Friday, June 20, 2014
Remembering Ayofemi, Remember Why
Ayofemi Folayan passed away recently. She was my first writing teacher, and I owe her a tremendous amount of gratitude. In the early 1990's, I was a few years out of acting school, and not acting. Creativity had always been a strong tool in dealing with the world, and I needed to be creative. As any actor will you, you're never acting enough and you're usually waiting for someone's permission to act.
I started her writing workshop, a space she had for LGBT people of color. She wanted space for young writers to say whatever they wanted to say. She encouraged writing exploring issues of being a double minority. I had been in creative spaces before--I had a degree in Theatre. However, her class was different. She asked us to travel deeply within ourselves, uncork our thoughts on truly difficult themes: racism, homophobia, immigration.

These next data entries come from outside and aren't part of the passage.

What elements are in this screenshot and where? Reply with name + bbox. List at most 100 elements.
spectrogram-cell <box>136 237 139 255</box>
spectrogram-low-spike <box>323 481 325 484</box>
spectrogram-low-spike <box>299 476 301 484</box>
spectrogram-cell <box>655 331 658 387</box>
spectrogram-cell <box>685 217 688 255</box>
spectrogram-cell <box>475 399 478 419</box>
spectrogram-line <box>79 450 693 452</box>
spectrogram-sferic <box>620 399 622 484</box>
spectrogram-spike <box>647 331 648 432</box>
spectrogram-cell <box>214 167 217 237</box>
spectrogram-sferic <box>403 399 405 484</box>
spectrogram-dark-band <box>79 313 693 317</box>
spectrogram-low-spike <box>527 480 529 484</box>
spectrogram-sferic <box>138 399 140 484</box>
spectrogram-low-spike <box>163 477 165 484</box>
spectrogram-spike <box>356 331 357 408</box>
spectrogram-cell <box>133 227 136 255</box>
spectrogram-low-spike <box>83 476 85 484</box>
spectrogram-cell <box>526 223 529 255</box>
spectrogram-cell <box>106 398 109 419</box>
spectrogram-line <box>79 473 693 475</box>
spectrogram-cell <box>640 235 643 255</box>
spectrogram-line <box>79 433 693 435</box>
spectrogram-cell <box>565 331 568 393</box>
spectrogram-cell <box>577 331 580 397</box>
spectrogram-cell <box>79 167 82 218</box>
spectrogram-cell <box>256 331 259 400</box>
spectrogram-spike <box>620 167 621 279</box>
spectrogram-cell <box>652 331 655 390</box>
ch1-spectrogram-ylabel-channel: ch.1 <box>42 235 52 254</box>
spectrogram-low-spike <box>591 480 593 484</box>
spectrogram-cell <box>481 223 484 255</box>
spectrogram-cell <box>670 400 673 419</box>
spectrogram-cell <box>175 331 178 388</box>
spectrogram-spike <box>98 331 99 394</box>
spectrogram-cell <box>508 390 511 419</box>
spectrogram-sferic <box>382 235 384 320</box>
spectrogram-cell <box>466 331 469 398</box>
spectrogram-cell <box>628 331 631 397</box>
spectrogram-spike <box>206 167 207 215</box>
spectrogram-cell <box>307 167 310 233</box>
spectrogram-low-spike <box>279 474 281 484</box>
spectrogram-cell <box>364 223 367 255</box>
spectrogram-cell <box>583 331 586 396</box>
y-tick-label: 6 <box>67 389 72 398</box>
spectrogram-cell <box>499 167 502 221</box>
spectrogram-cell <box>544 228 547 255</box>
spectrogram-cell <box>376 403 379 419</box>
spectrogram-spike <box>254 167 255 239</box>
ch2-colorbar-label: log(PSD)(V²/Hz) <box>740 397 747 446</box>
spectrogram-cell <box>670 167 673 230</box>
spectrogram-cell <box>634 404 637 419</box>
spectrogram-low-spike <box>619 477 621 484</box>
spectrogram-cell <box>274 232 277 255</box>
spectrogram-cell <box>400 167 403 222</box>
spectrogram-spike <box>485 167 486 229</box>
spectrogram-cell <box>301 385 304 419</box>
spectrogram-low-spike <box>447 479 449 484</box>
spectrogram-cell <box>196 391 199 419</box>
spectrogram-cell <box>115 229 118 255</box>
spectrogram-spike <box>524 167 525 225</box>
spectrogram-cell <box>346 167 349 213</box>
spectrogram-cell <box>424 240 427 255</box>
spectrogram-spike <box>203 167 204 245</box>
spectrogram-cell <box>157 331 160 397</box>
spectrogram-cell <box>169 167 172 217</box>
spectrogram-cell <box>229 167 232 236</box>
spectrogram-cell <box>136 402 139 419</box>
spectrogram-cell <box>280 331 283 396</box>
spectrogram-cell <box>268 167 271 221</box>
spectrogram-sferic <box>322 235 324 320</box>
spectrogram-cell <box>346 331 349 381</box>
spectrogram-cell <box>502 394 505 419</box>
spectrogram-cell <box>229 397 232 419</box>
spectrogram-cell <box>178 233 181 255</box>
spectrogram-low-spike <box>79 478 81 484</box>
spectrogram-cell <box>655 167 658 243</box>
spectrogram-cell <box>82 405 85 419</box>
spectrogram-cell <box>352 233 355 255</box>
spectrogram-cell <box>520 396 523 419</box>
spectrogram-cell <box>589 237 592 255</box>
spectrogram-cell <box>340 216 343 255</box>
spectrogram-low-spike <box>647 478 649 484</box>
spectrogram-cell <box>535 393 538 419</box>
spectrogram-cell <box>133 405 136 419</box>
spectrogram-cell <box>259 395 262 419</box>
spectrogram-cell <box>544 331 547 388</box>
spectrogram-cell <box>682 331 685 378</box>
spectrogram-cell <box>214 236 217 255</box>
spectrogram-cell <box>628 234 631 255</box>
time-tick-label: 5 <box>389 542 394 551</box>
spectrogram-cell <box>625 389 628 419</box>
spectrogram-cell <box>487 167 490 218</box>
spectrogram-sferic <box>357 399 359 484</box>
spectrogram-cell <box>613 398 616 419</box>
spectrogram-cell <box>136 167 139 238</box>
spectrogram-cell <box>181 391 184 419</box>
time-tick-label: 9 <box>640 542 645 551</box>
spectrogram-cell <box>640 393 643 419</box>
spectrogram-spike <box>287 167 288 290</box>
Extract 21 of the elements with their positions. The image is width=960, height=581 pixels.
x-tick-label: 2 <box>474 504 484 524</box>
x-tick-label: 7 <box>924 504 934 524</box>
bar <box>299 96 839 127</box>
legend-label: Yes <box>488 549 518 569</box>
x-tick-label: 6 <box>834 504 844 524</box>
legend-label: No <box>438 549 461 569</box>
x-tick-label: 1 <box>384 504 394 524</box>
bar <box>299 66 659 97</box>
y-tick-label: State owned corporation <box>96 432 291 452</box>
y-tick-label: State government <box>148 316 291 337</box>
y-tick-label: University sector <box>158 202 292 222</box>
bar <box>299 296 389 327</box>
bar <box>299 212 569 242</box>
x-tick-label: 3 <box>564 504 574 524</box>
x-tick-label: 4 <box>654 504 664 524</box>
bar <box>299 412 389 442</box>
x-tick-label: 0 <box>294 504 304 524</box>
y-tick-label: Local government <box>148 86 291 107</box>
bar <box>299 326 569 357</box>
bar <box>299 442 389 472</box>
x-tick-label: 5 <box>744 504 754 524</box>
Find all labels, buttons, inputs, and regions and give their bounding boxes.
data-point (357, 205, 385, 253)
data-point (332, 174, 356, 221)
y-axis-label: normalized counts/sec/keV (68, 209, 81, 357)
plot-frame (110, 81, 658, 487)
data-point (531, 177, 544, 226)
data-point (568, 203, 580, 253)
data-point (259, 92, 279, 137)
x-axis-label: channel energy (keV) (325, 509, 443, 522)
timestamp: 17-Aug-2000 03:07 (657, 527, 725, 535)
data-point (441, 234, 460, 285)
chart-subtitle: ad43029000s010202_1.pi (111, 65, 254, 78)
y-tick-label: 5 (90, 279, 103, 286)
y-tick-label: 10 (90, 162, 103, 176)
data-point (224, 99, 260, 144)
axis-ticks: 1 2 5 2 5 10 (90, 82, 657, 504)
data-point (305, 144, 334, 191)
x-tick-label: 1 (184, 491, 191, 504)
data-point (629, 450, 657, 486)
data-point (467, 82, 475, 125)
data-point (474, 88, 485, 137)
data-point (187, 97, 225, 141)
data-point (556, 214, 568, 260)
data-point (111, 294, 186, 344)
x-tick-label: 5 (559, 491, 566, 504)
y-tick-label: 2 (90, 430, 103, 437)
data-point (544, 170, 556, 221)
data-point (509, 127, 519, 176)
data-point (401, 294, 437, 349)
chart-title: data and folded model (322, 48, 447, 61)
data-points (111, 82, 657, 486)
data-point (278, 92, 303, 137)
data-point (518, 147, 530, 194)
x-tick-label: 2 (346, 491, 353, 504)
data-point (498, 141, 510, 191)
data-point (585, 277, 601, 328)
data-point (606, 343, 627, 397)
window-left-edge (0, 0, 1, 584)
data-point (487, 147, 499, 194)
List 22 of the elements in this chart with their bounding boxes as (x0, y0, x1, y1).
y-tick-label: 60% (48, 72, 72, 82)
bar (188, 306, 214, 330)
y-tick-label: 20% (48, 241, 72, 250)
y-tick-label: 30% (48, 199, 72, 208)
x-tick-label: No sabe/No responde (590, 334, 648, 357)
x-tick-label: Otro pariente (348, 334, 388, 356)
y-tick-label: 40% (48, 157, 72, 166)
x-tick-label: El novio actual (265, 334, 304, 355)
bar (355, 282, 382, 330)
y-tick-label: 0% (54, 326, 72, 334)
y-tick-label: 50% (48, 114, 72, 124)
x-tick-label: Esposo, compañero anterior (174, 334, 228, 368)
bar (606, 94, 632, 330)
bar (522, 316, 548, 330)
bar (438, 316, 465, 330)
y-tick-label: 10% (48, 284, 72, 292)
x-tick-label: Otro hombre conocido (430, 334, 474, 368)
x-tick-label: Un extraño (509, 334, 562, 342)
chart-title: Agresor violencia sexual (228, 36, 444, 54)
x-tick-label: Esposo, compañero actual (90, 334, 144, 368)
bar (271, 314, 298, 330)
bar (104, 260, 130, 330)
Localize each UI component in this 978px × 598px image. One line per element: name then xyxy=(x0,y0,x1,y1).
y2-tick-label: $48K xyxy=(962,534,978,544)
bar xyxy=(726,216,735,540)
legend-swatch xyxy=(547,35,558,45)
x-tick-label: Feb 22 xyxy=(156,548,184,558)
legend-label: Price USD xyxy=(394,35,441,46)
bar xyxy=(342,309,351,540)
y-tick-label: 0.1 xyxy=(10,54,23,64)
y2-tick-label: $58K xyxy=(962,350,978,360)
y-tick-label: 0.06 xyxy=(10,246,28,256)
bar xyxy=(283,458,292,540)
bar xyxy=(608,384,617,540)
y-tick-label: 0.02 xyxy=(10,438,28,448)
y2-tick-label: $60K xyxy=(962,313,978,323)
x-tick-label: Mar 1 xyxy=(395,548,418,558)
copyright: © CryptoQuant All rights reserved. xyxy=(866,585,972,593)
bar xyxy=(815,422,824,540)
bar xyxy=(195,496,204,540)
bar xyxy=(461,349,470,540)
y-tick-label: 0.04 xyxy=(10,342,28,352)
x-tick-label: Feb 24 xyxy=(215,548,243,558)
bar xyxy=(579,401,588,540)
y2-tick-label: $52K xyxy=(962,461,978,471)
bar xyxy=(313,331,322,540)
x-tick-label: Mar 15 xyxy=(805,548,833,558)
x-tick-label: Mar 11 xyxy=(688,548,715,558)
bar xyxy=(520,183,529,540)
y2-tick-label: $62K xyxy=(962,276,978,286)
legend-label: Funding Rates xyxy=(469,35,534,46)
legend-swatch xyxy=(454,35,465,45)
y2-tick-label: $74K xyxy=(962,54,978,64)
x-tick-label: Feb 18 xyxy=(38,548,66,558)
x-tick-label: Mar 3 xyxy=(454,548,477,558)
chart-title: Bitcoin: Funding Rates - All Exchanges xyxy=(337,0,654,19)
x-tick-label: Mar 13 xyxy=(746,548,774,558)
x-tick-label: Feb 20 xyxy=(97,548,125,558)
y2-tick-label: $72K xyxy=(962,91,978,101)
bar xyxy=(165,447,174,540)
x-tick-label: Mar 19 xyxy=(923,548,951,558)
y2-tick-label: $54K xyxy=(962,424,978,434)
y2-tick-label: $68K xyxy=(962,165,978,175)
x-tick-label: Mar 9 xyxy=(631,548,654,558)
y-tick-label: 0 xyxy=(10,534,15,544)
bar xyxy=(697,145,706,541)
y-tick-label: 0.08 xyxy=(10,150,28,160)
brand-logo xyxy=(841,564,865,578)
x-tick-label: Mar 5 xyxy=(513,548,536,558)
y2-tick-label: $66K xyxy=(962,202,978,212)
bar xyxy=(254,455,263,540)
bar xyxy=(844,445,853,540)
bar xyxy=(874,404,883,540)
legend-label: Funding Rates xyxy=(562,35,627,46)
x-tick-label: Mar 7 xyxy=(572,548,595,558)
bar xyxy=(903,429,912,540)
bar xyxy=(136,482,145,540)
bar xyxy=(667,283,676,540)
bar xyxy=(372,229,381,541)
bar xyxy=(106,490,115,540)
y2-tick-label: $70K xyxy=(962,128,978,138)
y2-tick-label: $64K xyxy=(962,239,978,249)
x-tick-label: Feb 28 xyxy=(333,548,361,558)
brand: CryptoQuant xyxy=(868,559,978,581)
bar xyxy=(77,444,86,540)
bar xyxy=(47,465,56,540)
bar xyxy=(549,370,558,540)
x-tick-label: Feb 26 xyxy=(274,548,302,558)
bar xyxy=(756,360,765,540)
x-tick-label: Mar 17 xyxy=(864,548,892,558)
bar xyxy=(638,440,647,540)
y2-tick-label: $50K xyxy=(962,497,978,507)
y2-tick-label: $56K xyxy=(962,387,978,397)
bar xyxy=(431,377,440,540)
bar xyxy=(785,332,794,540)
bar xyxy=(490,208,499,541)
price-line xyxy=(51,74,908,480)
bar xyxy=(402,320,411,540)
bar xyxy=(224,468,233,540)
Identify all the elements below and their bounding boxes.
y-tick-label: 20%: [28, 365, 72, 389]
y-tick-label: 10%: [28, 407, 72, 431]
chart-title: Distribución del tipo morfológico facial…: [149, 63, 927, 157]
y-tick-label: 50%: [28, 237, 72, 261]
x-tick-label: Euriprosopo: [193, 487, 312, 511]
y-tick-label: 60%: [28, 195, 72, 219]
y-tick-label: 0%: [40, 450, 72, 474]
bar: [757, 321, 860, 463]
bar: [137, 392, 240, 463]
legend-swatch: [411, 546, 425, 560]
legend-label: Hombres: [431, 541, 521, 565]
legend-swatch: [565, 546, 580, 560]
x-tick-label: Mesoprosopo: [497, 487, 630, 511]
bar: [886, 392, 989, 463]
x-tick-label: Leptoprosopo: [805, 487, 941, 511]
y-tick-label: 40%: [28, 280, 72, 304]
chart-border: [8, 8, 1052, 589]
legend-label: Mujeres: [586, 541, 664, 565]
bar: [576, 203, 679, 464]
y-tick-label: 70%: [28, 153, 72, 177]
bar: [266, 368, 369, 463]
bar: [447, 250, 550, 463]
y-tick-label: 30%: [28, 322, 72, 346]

She helped me become a person who could comfortably speak my mind--with tact and generosity. She helped developed my Voice.
One day, she said she was selling her computer for a newer one. I bought it. And still have it. I typed out stories on this old clunker. I dug it out to look at it and remember my joy of writing in the first place.
It's been twenty years, and I may have become a little jaded. I'm being asked to consider "the market" when I write. Can I sell whatever story I'm writing. I must confess I had been having some frustration with my current novel. I feel like my Voice had been muddled. I'd been choking on what to say.
With Ayofemi's passing, I'm reminded as to why I started writing. I wanted to do something honest and true. I wanted to put something out in the world that was valuable. I wanted to be the kind of writer Ayofemi would have been proud of. And I still do.
Thank you, Ayofemi, for your service.